Nem lei municipal e nem
estadual podem constituir crime. O fato dele apenas cobrar não é crime em si
mesmo. Seria caso ele ameaçasse com a ocorrência de dano ao veículo. Assim ele
poderia ser responsabilizado”, explica. O crime de extorsão (Artigo 158 do
Código Penal), segundo Mello, se caracteriza em violência ou grave ameaça. “Me
parece que a conduta dos flanelinhas não pode ser caracterizada como extorsão
do ponto de vista legal, porque não há, em princípio, violência ou grave ameaça
de machucar ou ferir a pessoa”, opina. E no caso de dano ao veículo? “Nessa
hipótese, é possível encaminhá-lo à delegacia.
A ameaça de dano ao
veículo pode ser considerada extorsão, mas é muito difícil demonstrar que ele
efetivamente ameaçou. Vai ser a palavra de um contra a do outro. Casos em que
há ameaças implícitas,  como quando o
flanelinha diz que ‘Ah!

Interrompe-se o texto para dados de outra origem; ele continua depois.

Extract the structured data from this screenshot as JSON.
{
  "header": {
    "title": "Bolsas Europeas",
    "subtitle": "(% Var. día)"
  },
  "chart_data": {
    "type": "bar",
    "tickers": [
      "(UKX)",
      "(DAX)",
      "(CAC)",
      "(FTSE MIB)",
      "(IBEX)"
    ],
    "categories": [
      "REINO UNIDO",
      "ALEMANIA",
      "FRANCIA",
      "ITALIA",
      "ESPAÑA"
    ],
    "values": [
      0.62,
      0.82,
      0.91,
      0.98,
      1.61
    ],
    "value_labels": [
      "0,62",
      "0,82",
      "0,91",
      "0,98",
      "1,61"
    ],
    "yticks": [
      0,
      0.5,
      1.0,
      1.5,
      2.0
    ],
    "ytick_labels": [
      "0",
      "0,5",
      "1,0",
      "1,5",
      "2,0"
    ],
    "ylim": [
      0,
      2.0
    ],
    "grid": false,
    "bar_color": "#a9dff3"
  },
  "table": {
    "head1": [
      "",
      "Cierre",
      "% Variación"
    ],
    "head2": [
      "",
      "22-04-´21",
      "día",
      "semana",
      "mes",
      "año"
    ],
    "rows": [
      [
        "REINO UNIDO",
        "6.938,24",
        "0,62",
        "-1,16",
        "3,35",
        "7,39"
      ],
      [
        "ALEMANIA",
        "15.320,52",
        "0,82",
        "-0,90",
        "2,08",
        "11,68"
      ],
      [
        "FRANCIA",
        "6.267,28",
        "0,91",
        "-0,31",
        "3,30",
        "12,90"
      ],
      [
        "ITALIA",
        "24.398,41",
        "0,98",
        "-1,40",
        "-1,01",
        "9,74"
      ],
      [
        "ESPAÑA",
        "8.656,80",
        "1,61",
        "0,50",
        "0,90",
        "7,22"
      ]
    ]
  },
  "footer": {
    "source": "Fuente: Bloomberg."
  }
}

Não vai pagar não, é? Também não vou olhar seu
carro’,  não encontra precedentes de
condenações dessa natureza”, finaliza.
O presidente do
Sindicato dos Guardadores de Veículos da Bahia (Sindiguarda), Melquisedeque de
Souza, diz que o projeto não ameaça os associados. “Em todo o país tem
guardadores. Flanelinha é flanelinha. Guardador trabalha de forma legal. A
gente trabalha na Zona Azul e em áreas permitidas”, diz.